Agencies work with ranchers to protect land |

Agencies work with ranchers to protect land

Sandi Hoover

With so much moisture this winter, fire agencies are gearing up for what could turn into a dangerous fire season, and in many cases, government agencies work with farmers and ranchers to minimize risks.

“This year, next year or sometime in the near future, we’ll have a bad fire season” said Michael Klug of the Nevada Division of Forestry.

Mark Struble, public affairs officer for the Bureau of Land Management’s Carson District Office, said there are agreements with local farmers and ranchers mainly in the Winnemucca, Battle Mountain and Elko districts to do first response.

“We deal with some of the fires that happen out there.
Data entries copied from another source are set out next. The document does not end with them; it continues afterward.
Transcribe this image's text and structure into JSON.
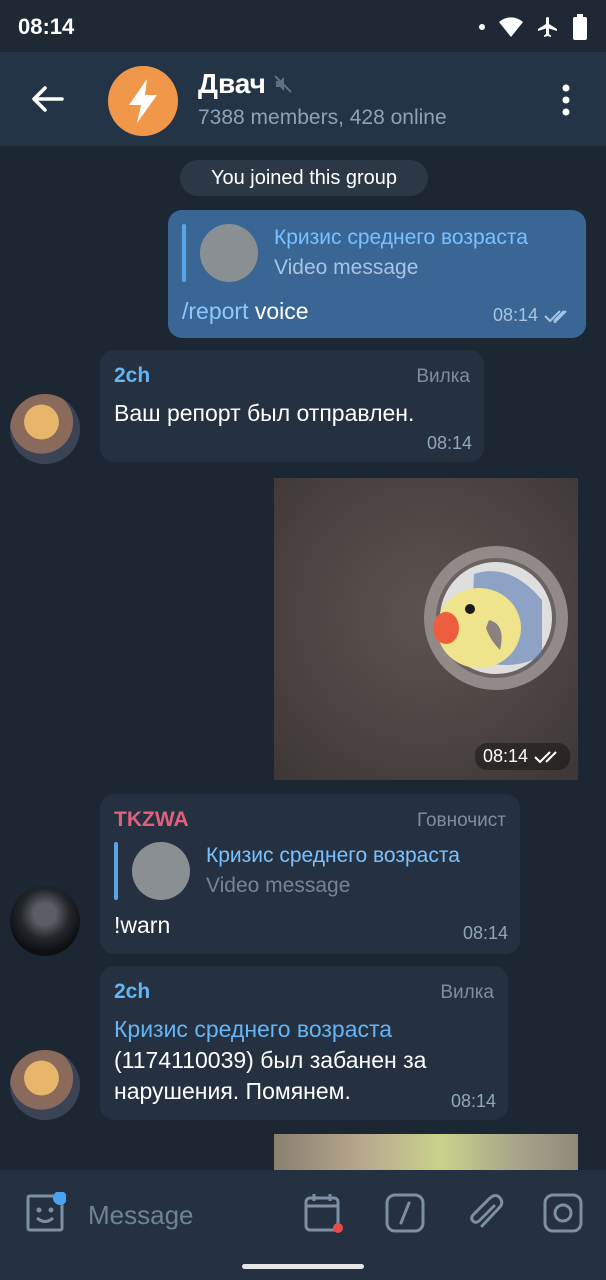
{
  "status_bar": {
    "time": "08:14"
  },
  "header": {
    "title": "Двач",
    "subtitle": "7388 members, 428 online",
    "muted": true
  },
  "service_message": "You joined this group",
  "messages": [
    {
      "type": "outgoing",
      "reply": {
        "name": "Кризис среднего возраста",
        "text": "Video message"
      },
      "command": "/report",
      "text": "voice",
      "time": "08:14"
    },
    {
      "type": "incoming",
      "sender": "2ch",
      "role": "Вилка",
      "text": "Ваш репорт был отправлен.",
      "time": "08:14"
    },
    {
      "type": "outgoing-media",
      "media": "cockatiel-in-tube-video",
      "time": "08:14"
    },
    {
      "type": "incoming",
      "sender": "TKZWA",
      "role": "Говночист",
      "reply": {
        "name": "Кризис среднего возраста",
        "text": "Video message"
      },
      "text": "!warn",
      "time": "08:14"
    },
    {
      "type": "incoming",
      "sender": "2ch",
      "role": "Вилка",
      "link": "Кризис среднего возраста",
      "line2": "(1174110039) был забанен за",
      "line3": "нарушения. Помянем.",
      "time": "08:14"
    }
  ],
  "input": {
    "placeholder": "Message"
  },
  "colors": {
    "accent": "#5ba4ea",
    "header_bg": "#243447",
    "chat_bg": "#1d2733",
    "outgoing": "#3a6696",
    "incoming": "#253140",
    "sender_red": "#e0607e"
  }
}
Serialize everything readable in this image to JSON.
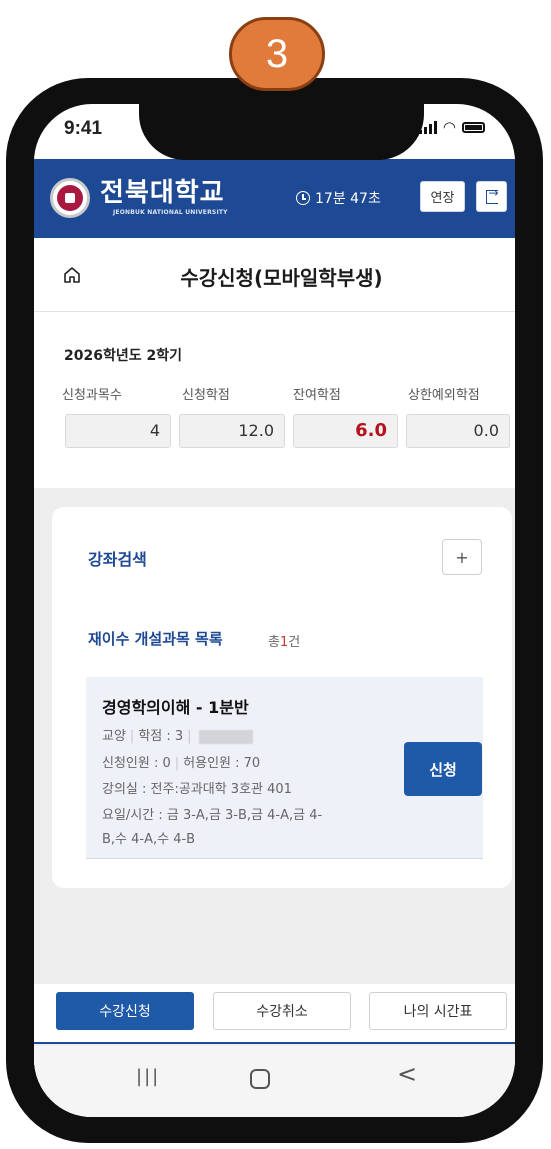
{
  "step_badge": "3",
  "status_bar": {
    "time": "9:41"
  },
  "header": {
    "university_name": "전북대학교",
    "university_name_en": "JEONBUK NATIONAL UNIVERSITY",
    "timer": "17분 47초",
    "extend_label": "연장",
    "brand_color": "#1e4a95"
  },
  "page": {
    "title": "수강신청(모바일학부생)"
  },
  "summary": {
    "term": "2026학년도 2학기",
    "items": [
      {
        "label": "신청과목수",
        "value": "4"
      },
      {
        "label": "신청학점",
        "value": "12.0"
      },
      {
        "label": "잔여학점",
        "value": "6.0"
      },
      {
        "label": "상한예외학점",
        "value": "0.0"
      }
    ]
  },
  "search": {
    "title": "강좌검색",
    "expand_label": "+"
  },
  "course_list": {
    "title": "재이수 개설과목 목록",
    "total_prefix": "총",
    "total_count": "1",
    "total_suffix": "건",
    "courses": [
      {
        "name": "경영학의이해 - 1분반",
        "category": "교양",
        "credits": "학점 : 3",
        "applicants": "신청인원 : 0",
        "capacity": "허용인원 : 70",
        "room": "강의실 : 전주:공과대학 3호관 401",
        "schedule_line1": "요일/시간 : 금 3-A,금 3-B,금 4-A,금 4-",
        "schedule_line2": "B,수 4-A,수 4-B",
        "apply_label": "신청"
      }
    ]
  },
  "bottom_tabs": [
    {
      "label": "수강신청",
      "active": true
    },
    {
      "label": "수강취소",
      "active": false
    },
    {
      "label": "나의 시간표",
      "active": false
    }
  ],
  "android_nav": {
    "recent": "|||",
    "back": "<"
  }
}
It’s a little different over there than with our urban interface.” Struble said. “We don’t have as many of the big ranches, and certainly not farms that I know of in this area, that we’d have fire suppression responsibility for.”
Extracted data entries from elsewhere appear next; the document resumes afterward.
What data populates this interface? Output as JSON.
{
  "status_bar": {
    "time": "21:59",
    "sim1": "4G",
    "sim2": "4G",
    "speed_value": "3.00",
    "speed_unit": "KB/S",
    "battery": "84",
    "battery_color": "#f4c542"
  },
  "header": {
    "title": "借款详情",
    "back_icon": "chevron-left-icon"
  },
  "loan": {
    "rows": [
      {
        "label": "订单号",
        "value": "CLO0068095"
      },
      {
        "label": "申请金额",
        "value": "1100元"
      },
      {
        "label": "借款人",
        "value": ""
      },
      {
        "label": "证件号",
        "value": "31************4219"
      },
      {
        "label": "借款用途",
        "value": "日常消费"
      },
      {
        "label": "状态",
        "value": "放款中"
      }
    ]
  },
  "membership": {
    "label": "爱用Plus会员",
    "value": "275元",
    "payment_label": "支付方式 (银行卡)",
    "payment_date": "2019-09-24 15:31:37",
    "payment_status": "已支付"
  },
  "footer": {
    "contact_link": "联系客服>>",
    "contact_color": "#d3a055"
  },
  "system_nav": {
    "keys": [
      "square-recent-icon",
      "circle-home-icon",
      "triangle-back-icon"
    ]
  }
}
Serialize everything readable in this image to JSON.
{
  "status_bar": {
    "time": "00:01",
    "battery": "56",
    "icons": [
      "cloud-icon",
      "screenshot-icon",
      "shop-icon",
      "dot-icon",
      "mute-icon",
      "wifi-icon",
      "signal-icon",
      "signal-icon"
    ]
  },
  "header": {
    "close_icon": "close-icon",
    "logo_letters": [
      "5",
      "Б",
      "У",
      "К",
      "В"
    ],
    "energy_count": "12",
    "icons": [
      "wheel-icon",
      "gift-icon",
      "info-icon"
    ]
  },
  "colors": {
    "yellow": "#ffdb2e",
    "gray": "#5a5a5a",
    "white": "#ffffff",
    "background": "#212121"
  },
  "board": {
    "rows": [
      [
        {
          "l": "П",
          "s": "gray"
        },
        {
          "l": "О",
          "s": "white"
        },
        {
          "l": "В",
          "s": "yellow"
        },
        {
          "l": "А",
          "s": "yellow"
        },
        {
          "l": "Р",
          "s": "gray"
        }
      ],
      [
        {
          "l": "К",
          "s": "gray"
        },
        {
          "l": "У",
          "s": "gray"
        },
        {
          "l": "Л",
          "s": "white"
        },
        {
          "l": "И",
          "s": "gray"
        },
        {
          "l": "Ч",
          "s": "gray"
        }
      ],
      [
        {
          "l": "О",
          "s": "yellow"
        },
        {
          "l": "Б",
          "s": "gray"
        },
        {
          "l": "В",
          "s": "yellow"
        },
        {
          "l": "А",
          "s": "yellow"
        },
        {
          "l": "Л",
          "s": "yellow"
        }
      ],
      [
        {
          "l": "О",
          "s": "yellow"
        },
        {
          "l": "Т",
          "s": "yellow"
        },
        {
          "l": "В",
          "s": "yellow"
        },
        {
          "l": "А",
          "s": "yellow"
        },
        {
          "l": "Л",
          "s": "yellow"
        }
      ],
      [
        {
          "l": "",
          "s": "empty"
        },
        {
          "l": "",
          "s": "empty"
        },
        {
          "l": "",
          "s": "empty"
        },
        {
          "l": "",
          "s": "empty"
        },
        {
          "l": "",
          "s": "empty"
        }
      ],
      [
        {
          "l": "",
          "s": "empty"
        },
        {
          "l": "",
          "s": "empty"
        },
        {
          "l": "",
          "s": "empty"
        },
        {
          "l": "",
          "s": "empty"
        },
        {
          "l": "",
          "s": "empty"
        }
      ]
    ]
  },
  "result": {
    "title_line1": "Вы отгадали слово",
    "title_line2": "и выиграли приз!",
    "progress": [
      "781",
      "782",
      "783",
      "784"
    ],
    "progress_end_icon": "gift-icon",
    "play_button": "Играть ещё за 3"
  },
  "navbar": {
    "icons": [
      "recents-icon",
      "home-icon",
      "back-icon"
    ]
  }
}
When it comes to protecting private lands, Bob Bird, assistant fire management officer for the Carson City District of the BLM, said it is more the responsibility of local fire departments.

“They don’t have fire safe councils like they do in Carson City, so they use the closest resources. We might send in an aircraft or engine if it’s needed, but if a wildland fire threatens their property, all bets are off, and we usually set up a joint command,” Bird said.

“Right now, we’re doing fuels treatment in Smith Valley 1,000-feet deep off BLM land. And we help train some fire support groups and get grants for radios. Winnemucca is really good at getting those grants,” he said.

A District 473, such as in Carson City or Storey County, is run by a government agency for a county.

Bird said fire agencies generally beef up their crews during fire season to about 50 seasonal employees, 20 of whom are with the Silver State Hot Shots. Other on-call crews, known as AD crews – for administratively determined – also provide support each year.

“BLM and NDF both rely on those crews,” Bird said.

Mike Klug, fire management officer for NDF’s office in Washoe Valley, said NDF does a lot of work with the Nevada Cattlemen’s Associ-ation in northeast Nevada.

“We also have several rangeland drills they can borrow,” he said.

The drill is used by ranchers, where there have been fires, to mow down the highly flammable cheat grass which grows quickly, spray it and replant with perennial grasses which stay green longer, he said.

“These fuel breaks we call green strips,” Klug said. “And in the northeast part of the state, we do a lot of work together with ranchers. After fires, we usually try to help with the rehab.”

Klug said ranchers also can apply for grant money to be able to use NDF crews to work on their property.

“We have a seed bank at our nursery in Washoe Valley which can be used for

planting after fires or for ranchers who want to replace noxious species,” he said.

Eric Roussel, biomass/-seed bank coordinator at the nursery, said there is a wide variety of options available

at the seed bank for fire rehab, as well as for the rancher who might want a higher-value forage for his livestock.